Les années 20 et 30 ont été marquées par la lutte entre deux tendances : le national-bolchevisme, la tendance centraliste (les bolcheviks nationaux en tant que partisans d'un grand État centralisé) et le national-communisme. Mikhaïl Agoursky, dans son ouvrage sur "L'idéologie du national-bolchevisme", publié pour la première fois en 1979 à Paris, écrit : "Si le national-bolchevisme est un mouvement étatiste, le national-communisme de la périphérie est pour les représentants du Parti communiste, des gens aux opinions de gauche radicale qui étaient, en plus, des nationalistes". Nationalistes géorgiens, nationalistes ukrainiens, tatars - ils étaient nombreux dans les partis communistes établis. Le plus grand cercle de communistes nationaux était celui des Ukrainiens.

Les années 20 et 30 ont été une période dramatique pour l'Ukraine. Dans un premier temps, avec la bénédiction de la direction du parti, la politique dite d'ukrainisation a été mise en œuvre, avant d'être interrompue au milieu des années 30. Nombreux sont ceux qui voudraient jeter la pierre aux dirigeants bolcheviques pour cette indigénisation. Je ne les contredirai pas : ce fut une grave erreur politique lorsque l'ukrainisation des régions russes d'origine s'est faite du haut vers le bas. Lorsque la presse a été traduite en ukrainien, des quotas ont été introduits pour l'admission dans la fonction publique, il était nécessaire de parler ukrainien, même dans les universités. L'identité ukrainienne a été formée artificiellement, et de nombreuses personnes ont protesté contre cela - des membres du parti, des travailleurs du Donbass, des habitants de Slavyansk, de Kharkov. Cette question a également été discutée et débattue au sein du parti. Pour défendre la direction bolchevique, nous pouvons dire, tout d'abord, qu'elle s'inscrivait toujours dans le cadre d'un État unique. Bien que la RSS d'Ukraine ait été formellement indépendante, la situation était entièrement contrôlée depuis Moscou - il n'y avait pas de phénomène de Svidomisme (séparatisme), comme nous l'observons aujourd'hui, et il n'aurait pas pu exister. Deuxièmement, ils ont lutté contre les excès, y compris le nationalisme ukrainien, au cours du processus d'ukrainisation. En d'autres termes, il y avait deux tendances : l'une était l'ukrainisation et l'autre la lutte contre ceux qui exprimaient clairement cette idéologie svidomiste. Enfin, la troisième est le résultat de ce processus. En conséquence, l'ukrainisation a été freinée au début des années 1930.
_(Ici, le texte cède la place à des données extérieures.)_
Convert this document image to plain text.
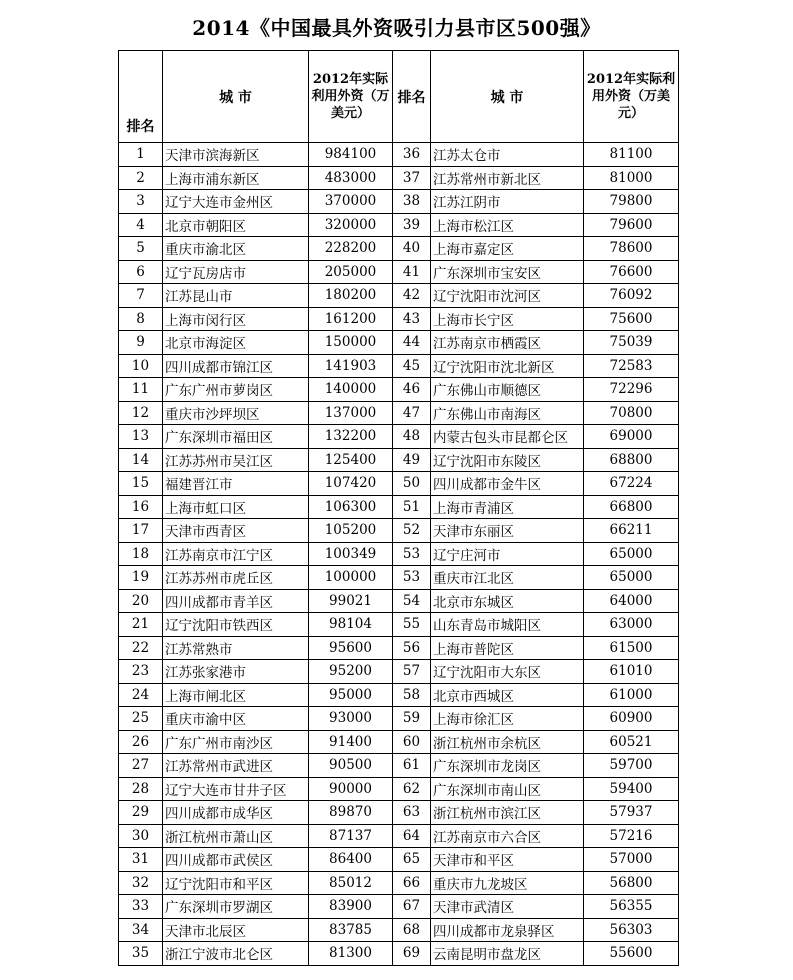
2014《中国最具外资吸引力县市区500强》
排名	城 市	2012年实际利用外资（万美元）	排名	城 市	2012年实际利用外资（万美元）
1	天津市滨海新区	984100	36	江苏太仓市	81100
2	上海市浦东新区	483000	37	江苏常州市新北区	81000
3	辽宁大连市金州区	370000	38	江苏江阴市	79800
4	北京市朝阳区	320000	39	上海市松江区	79600
5	重庆市渝北区	228200	40	上海市嘉定区	78600
6	辽宁瓦房店市	205000	41	广东深圳市宝安区	76600
7	江苏昆山市	180200	42	辽宁沈阳市沈河区	76092
8	上海市闵行区	161200	43	上海市长宁区	75600
9	北京市海淀区	150000	44	江苏南京市栖霞区	75039
10	四川成都市锦江区	141903	45	辽宁沈阳市沈北新区	72583
11	广东广州市萝岗区	140000	46	广东佛山市顺德区	72296
12	重庆市沙坪坝区	137000	47	广东佛山市南海区	70800
13	广东深圳市福田区	132200	48	内蒙古包头市昆都仑区	69000
14	江苏苏州市吴江区	125400	49	辽宁沈阳市东陵区	68800
15	福建晋江市	107420	50	四川成都市金牛区	67224
16	上海市虹口区	106300	51	上海市青浦区	66800
17	天津市西青区	105200	52	天津市东丽区	66211
18	江苏南京市江宁区	100349	53	辽宁庄河市	65000
19	江苏苏州市虎丘区	100000	53	重庆市江北区	65000
20	四川成都市青羊区	99021	54	北京市东城区	64000
21	辽宁沈阳市铁西区	98104	55	山东青岛市城阳区	63000
22	江苏常熟市	95600	56	上海市普陀区	61500
23	江苏张家港市	95200	57	辽宁沈阳市大东区	61010
24	上海市闸北区	95000	58	北京市西城区	61000
25	重庆市渝中区	93000	59	上海市徐汇区	60900
26	广东广州市南沙区	91400	60	浙江杭州市余杭区	60521
27	江苏常州市武进区	90500	61	广东深圳市龙岗区	59700
28	辽宁大连市甘井子区	90000	62	广东深圳市南山区	59400
29	四川成都市成华区	89870	63	浙江杭州市滨江区	57937
30	浙江杭州市萧山区	87137	64	江苏南京市六合区	57216
31	四川成都市武侯区	86400	65	天津市和平区	57000
32	辽宁沈阳市和平区	85012	66	重庆市九龙坡区	56800
33	广东深圳市罗湖区	83900	67	天津市武清区	56355
34	天津市北辰区	83785	68	四川成都市龙泉驿区	56303
35	浙江宁波市北仑区	81300	69	云南昆明市盘龙区	55600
Skrypnik et le poète ukrainien Khvylevoi, auteur du slogan "Sortez de Moscou !" (qui publiait des romans dans lesquels il s'adressait aux intellectuels russes, soviétiques et moscovites: "Vous voyez Petlioura en nous, mais vous ne remarquez pas d'Oustrialovisme en vous") ont été fusillés pendant la répression ou se sont suicidés. L'ukrainisation s'est terminée au milieu des années 30. En 1937, au plus fort de la Grande Terreur, Oustrialov retourne à Moscou. Il a été fusillé, accusé d'espionnage, de travailler pour les services secrets japonais, d'activités antisoviétiques, etc. Il me semble que s'il était revenu après la Seconde Guerre mondiale, il aurait vécu paisiblement en URSS, tout comme Alexander Vertinsky ou Alexander Kazembek, qui était une figure marquante du Mouvement blanc. Nikolaï Oustrialov a eu la malchance de venir à Moscou en 1937. Il était également une figure trop importante et Staline avait besoin d'éliminer le témoin de l'évolution du bolchevisme vers l'idée russe.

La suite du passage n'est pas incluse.